— Отвечаешь?! — ловили мы друг друга на слишком пылких клятвах, угрозах, обещаниях потому, что это был еще и период слишком пылких клятв, угроз, обещаний. То есть отвечаешь ли делом за слово. Вынуждали проговорившегося выполнить нечаянно брошенное обещание, но одновременно давали ему возможность отступиться от него. Каждый по себе знал, какие тут бывают трудности.

Трудности, однако, казалось, шли из детства. С возрастом они должны были быть преодолены. Поэтому каждое слово, не соединившееся с действием, не забывалось, откладывалось огорчением.

Конечно, можно было не обещать, не клясться, не угрожать. Но сдержанность требовала больших сил, чем пылкость. Нас всегда можно было поймать: «Отвечаешь?!» Только у блатных, казалось, из принципа самое нелепое слово связывалось с делом. Это было страшновато и завидно, и, может быть, больше всего притягивало к Блатыге и Сметане ребят.

Стасик на этом и поймался.

Блатные прекрасные учителя. Уроки, которые они дают, никогда не забываются. Дело даже не в жестокости. Попавший к блатным видит, чувствует, как его готовят в дураки, но, повязанный словом, ничего не может сделать. А над ним потом смеются: «Своя голова есть?!»

У Стасика своей головы не оказалось. Это не удивило меня. Со многими такое случалось, когда они сталкивались с блатными. Удивляло озлобление и напряжение, которым не должна была закончиться любовная история. Удивляло, что Соня с самого начала не разглядела в Стасике того, что в нем было видно с первого взгляда, с одного сказанного с ним слова. Я всегда думал, что женщины лучше и проницательнее нас.

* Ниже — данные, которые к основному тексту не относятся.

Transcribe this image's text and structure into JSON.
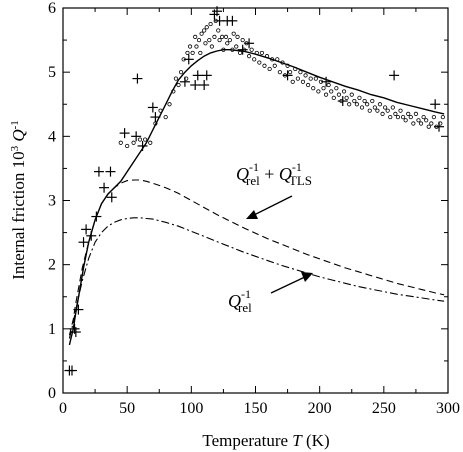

Они были добрее к нам, чем мы к ним. Они добровольно пошли ухаживать за тифозными. Среди них не было приблатненных, они не дрались между собой, как мы. С мыслями о них связывались такие важные надежды. От Стасика я ждал какого-то подтверждения этих надежд. Но его крики скорее закрывали все надежды. И нечего было возразить! Стасик побывал на любовном свидании, а я — нет. И только переболевшие глаза его противоречили крикам и рассказам.

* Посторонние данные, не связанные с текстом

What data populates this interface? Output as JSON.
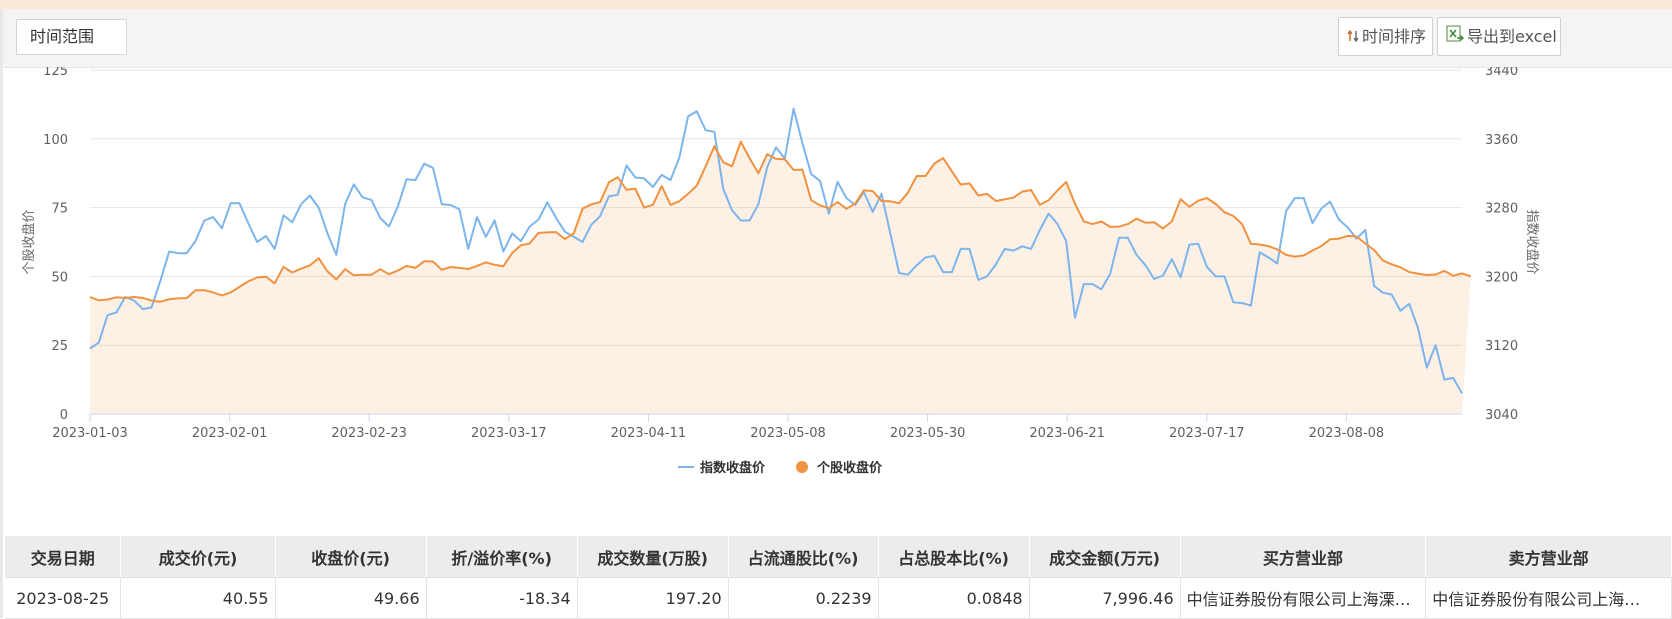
{
  "toolbar": {
    "time_range_label": "时间范围",
    "sort_label": "时间排序",
    "export_label": "导出到excel"
  },
  "chart_data": {
    "type": "line",
    "x_tick_labels": [
      "2023-01-03",
      "2023-02-01",
      "2023-02-23",
      "2023-03-17",
      "2023-04-11",
      "2023-05-08",
      "2023-05-30",
      "2023-06-21",
      "2023-07-17",
      "2023-08-08"
    ],
    "left_axis": {
      "label": "个股收盘价",
      "ylim": [
        0,
        125
      ],
      "ticks": [
        0,
        25,
        50,
        75,
        100,
        125
      ]
    },
    "right_axis": {
      "label": "指数收盘价",
      "ylim": [
        3040,
        3440
      ],
      "ticks": [
        3040,
        3120,
        3200,
        3280,
        3360,
        3440
      ]
    },
    "grid": true,
    "legend_position": "bottom-center",
    "series": [
      {
        "name": "指数收盘价",
        "axis": "right",
        "color": "#7cb5ec",
        "fill": false,
        "values": [
          3116,
          3123,
          3155,
          3158,
          3176,
          3172,
          3162,
          3164,
          3195,
          3229,
          3227,
          3227,
          3241,
          3265,
          3269,
          3256,
          3285,
          3285,
          3262,
          3240,
          3247,
          3232,
          3271,
          3263,
          3284,
          3294,
          3280,
          3250,
          3225,
          3284,
          3307,
          3292,
          3289,
          3268,
          3258,
          3281,
          3313,
          3312,
          3331,
          3326,
          3284,
          3283,
          3278,
          3232,
          3269,
          3246,
          3265,
          3229,
          3250,
          3241,
          3258,
          3266,
          3286,
          3268,
          3252,
          3246,
          3240,
          3260,
          3270,
          3293,
          3295,
          3329,
          3315,
          3314,
          3304,
          3318,
          3312,
          3338,
          3386,
          3392,
          3370,
          3368,
          3302,
          3277,
          3265,
          3265,
          3284,
          3327,
          3350,
          3337,
          3395,
          3355,
          3319,
          3311,
          3273,
          3310,
          3291,
          3283,
          3298,
          3275,
          3296,
          3250,
          3204,
          3202,
          3213,
          3222,
          3224,
          3205,
          3205,
          3232,
          3232,
          3196,
          3200,
          3214,
          3232,
          3230,
          3235,
          3232,
          3254,
          3273,
          3261,
          3241,
          3152,
          3191,
          3191,
          3185,
          3203,
          3245,
          3245,
          3225,
          3213,
          3197,
          3201,
          3220,
          3199,
          3237,
          3238,
          3211,
          3200,
          3200,
          3170,
          3169,
          3166,
          3228,
          3222,
          3215,
          3276,
          3291,
          3291,
          3262,
          3279,
          3287,
          3266,
          3257,
          3244,
          3254,
          3189,
          3181,
          3179,
          3160,
          3168,
          3140,
          3094,
          3120,
          3080,
          3082,
          3064
        ]
      },
      {
        "name": "个股收盘价",
        "axis": "left",
        "color": "#f0923f",
        "fill": true,
        "values": [
          42.5,
          41.3,
          41.6,
          42.4,
          42.2,
          42.5,
          42.2,
          41.2,
          40.8,
          41.7,
          42,
          42.1,
          45,
          45,
          44.2,
          43.1,
          44.2,
          46.2,
          48.2,
          49.6,
          49.9,
          47.5,
          53.5,
          51.4,
          52.8,
          54,
          56.6,
          51.8,
          48.9,
          52.6,
          50.4,
          50.6,
          50.6,
          52.6,
          50.8,
          52.1,
          53.8,
          53.1,
          55.5,
          55.4,
          52.4,
          53.4,
          53.1,
          52.7,
          53.8,
          55.1,
          54.2,
          53.7,
          58.5,
          61.3,
          62,
          65.8,
          66,
          66.1,
          63.6,
          65.6,
          74.6,
          76.2,
          77,
          84.2,
          86,
          81.5,
          81.9,
          75,
          76,
          82.8,
          76,
          77.3,
          80,
          83,
          90,
          97.3,
          91.5,
          90,
          99,
          93,
          87.5,
          94.4,
          92.7,
          92.6,
          88.7,
          88.8,
          77.7,
          75.8,
          74.8,
          77,
          74.6,
          76.5,
          81.3,
          81,
          77.4,
          77.3,
          76.6,
          80.4,
          86.5,
          86.5,
          91,
          93,
          88.2,
          83.4,
          83.8,
          79.4,
          80,
          77.4,
          78,
          78.6,
          80.8,
          81.4,
          76,
          77.7,
          81.2,
          84.3,
          76.4,
          70,
          69,
          70,
          68,
          68.1,
          69,
          71,
          69.5,
          69.7,
          67.4,
          70,
          78,
          75.3,
          77.5,
          78.5,
          76.3,
          73.3,
          72,
          69,
          61.9,
          61.6,
          61,
          59.8,
          57.8,
          57.2,
          57.6,
          59.4,
          61,
          63.5,
          63.7,
          64.7,
          64.5,
          62,
          59.6,
          55.8,
          54.4,
          53.3,
          51.6,
          51,
          50.5,
          50.7,
          52,
          50.2,
          51.1,
          50
        ]
      }
    ]
  },
  "table": {
    "headers": [
      "交易日期",
      "成交价(元)",
      "收盘价(元)",
      "折/溢价率(%)",
      "成交数量(万股)",
      "占流通股比(%)",
      "占总股本比(%)",
      "成交金额(万元)",
      "买方营业部",
      "卖方营业部"
    ],
    "rows": [
      [
        "2023-08-25",
        "40.55",
        "49.66",
        "-18.34",
        "197.20",
        "0.2239",
        "0.0848",
        "7,996.46",
        "中信证券股份有限公司上海溧…",
        "中信证券股份有限公司上海…"
      ]
    ]
  }
}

Так закончилась эта единственная известная мне любовная история, которую лагерь пережил до освобождения. Другие любовные истории если и случались, то не с моими сверстниками, которые таких тайн не умели хранить. Да и невозможно было спрятать что-либо на глазах у сотен людей.

Большинство барачных секретов рано или поздно выплывало наружу. Известны были люди, укравшие картошку, известны шкафчики, в которых она хранится. Известны игроки в карты, симулянты, с помощью членовредительства уклоняющиеся от работы. Известны сами способы членовредительства. Когда я решил перейти на положение кранка, мне были даны подробные инструкции. Я даже узнал, где взять электролитной кислоты, чтобы сделать себе ожог, и, когда заглянул в цех, где ремонтировались электрокары и заряжались их батареи, работавший там русский с полным пониманием отлил мне в склянку кислоты. А потом в течение почти полутора месяцев я приходил на перевязку к швестер Матильде, и она ставила в моей рабочей карточке красный штампик «кранк».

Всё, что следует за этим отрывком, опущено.